Burbank, CA—March 2017… Jimmy Church has a multifaceted career. He recorded and produced rock bands on the Sunset Strip in the 1980s, opened the Pro Audio department at Guitar Center’s Megastore on Sunset Boulevard and became the GC chain’s number one salesperson, and worked in sales for equipment manufacturers Alesis, Amek, and HHB. In 2008, he started an Internet radio sports talk show, then went on to be the host of a live show, Fade to Black on the Game Changer Network and now syndicated on the KGRA-dB digital radio network. Church also is a guest host on Coast to Coast AM with George Noory, appears on Hangar 1: The UFO Files and Time Beings on the History Channel, and hosts and speaks at an assortment of conventions.
TASCAM equipment has always been part of Church’s rig, from an M3500 32-input console in his late-1980s studio to the UH-7000 4-channel USB Audio Interface/Mic Preamp that is an essential part of his current broadcasting system. “I’ve been a TASCAM guy forever,” he confirms. “I had an M2500-series console and a PORTASTUDIO 426 6-input cassette deck, too. Now, in addition to the UH-7000, I have TASCAM VL-S5 studio monitors and a TASCAM MH-8 8-channel headphone amplifier. I love the sound of TASCAM gear.”
According to Church, the TASCAM UH-7000 is the most critical piece of his studio. “I’m using it for a mic preamp and digital interface, and it carries my broadcast feed that goes out to the network, so it’s a vital link in my chain,” he asserts. “It wasn’t designed for broadcast—it was meant for studio production with a DAW and as a standalone preamp and converter—but it does my job perfectly, and it sounds amazing. It has very low noise.”

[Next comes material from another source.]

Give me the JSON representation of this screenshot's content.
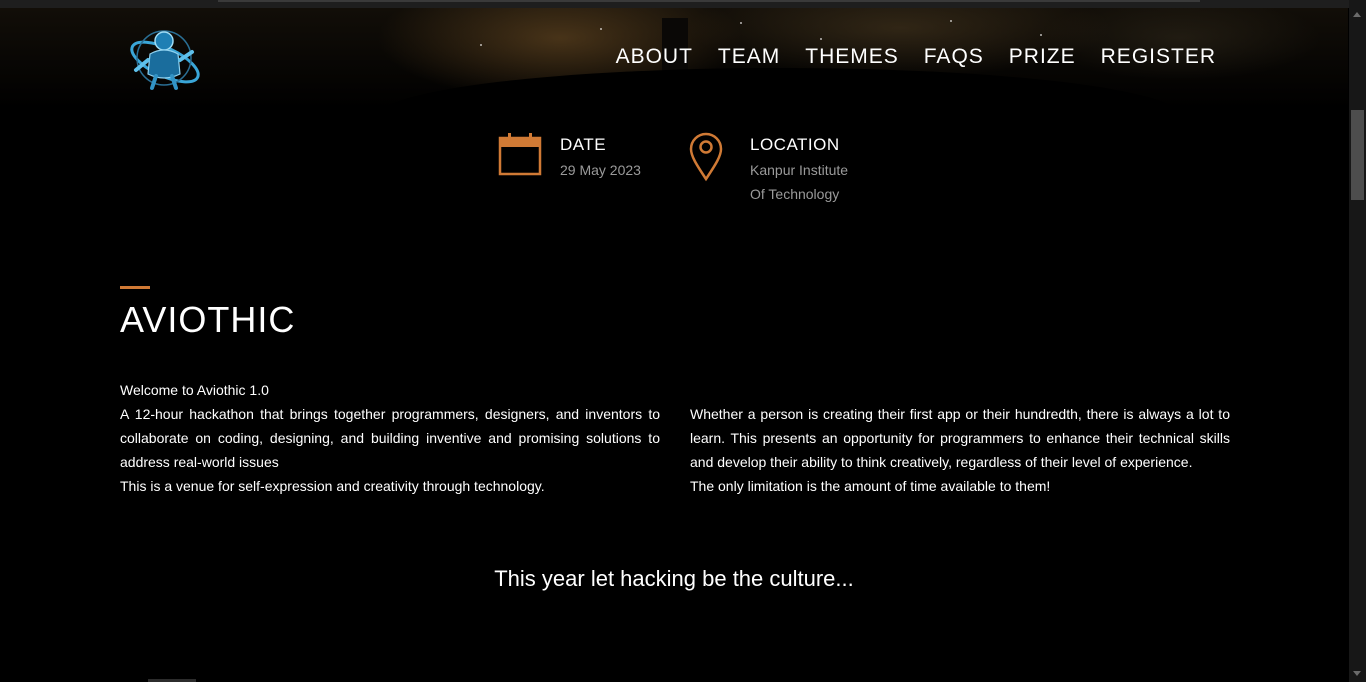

As with the UH-7000, Church has found an innovative use for the MH-8 headphone amplifier. “It has two input channels with mic and line inputs, so I have two independent headphone mixes, and to switch between them on the fly during the show, I just hit a button,” Church explains. “One channel is a headphone mix of my show, and the other is the telephone mix for the callers. When I listen to the telephone mix, I hear what my guest is listening to. During a commercial break I can go back to the guest mix, and then when I use the talkback mic, I can hear myself and the guest talking to each other but the audience doesn’t hear that.”
Church’s system includes three phone lines and multiple inputs. “I have my commercial, my stem, myself, a guest in the studio, and a video feed, and I’m outputting four stereo mixes out of an analog console that are going to headphone mixes, the MH-8, the TASCAM VL-S5 studio monitors, and the UH-7000,” details Church. “The mixes have to go out to separate computers. There’s much more to it; it’s a complex system.”
Given that his work goes out over the Internet, and he is quite familiar with digital technology, it is perhaps ironic that Jimmy Church is very much an analog audio guy at heart. “People comment to me all the time, ‘man, your show sounds amazing; how can I do that?’” he relates.
The answer is analog audio technology, with the TASCAM UH-7000 serving as a bridge to the digital world. “I’m an old school guy who engineered and produced records in an analog audio era, and I like that sound,” Church confesses. “But we broadcast in the digital world, so I wanted to have as much analog as I could and still have digital feeds. I went with an analog console, analog processing, and the TASCAM MH-8 headphone amp. I stay as analog as I can before I hit the TASCAM UH-7000, and the UH-7000 maintains that sound quality when it sends my show out to the world. That’s my secret.”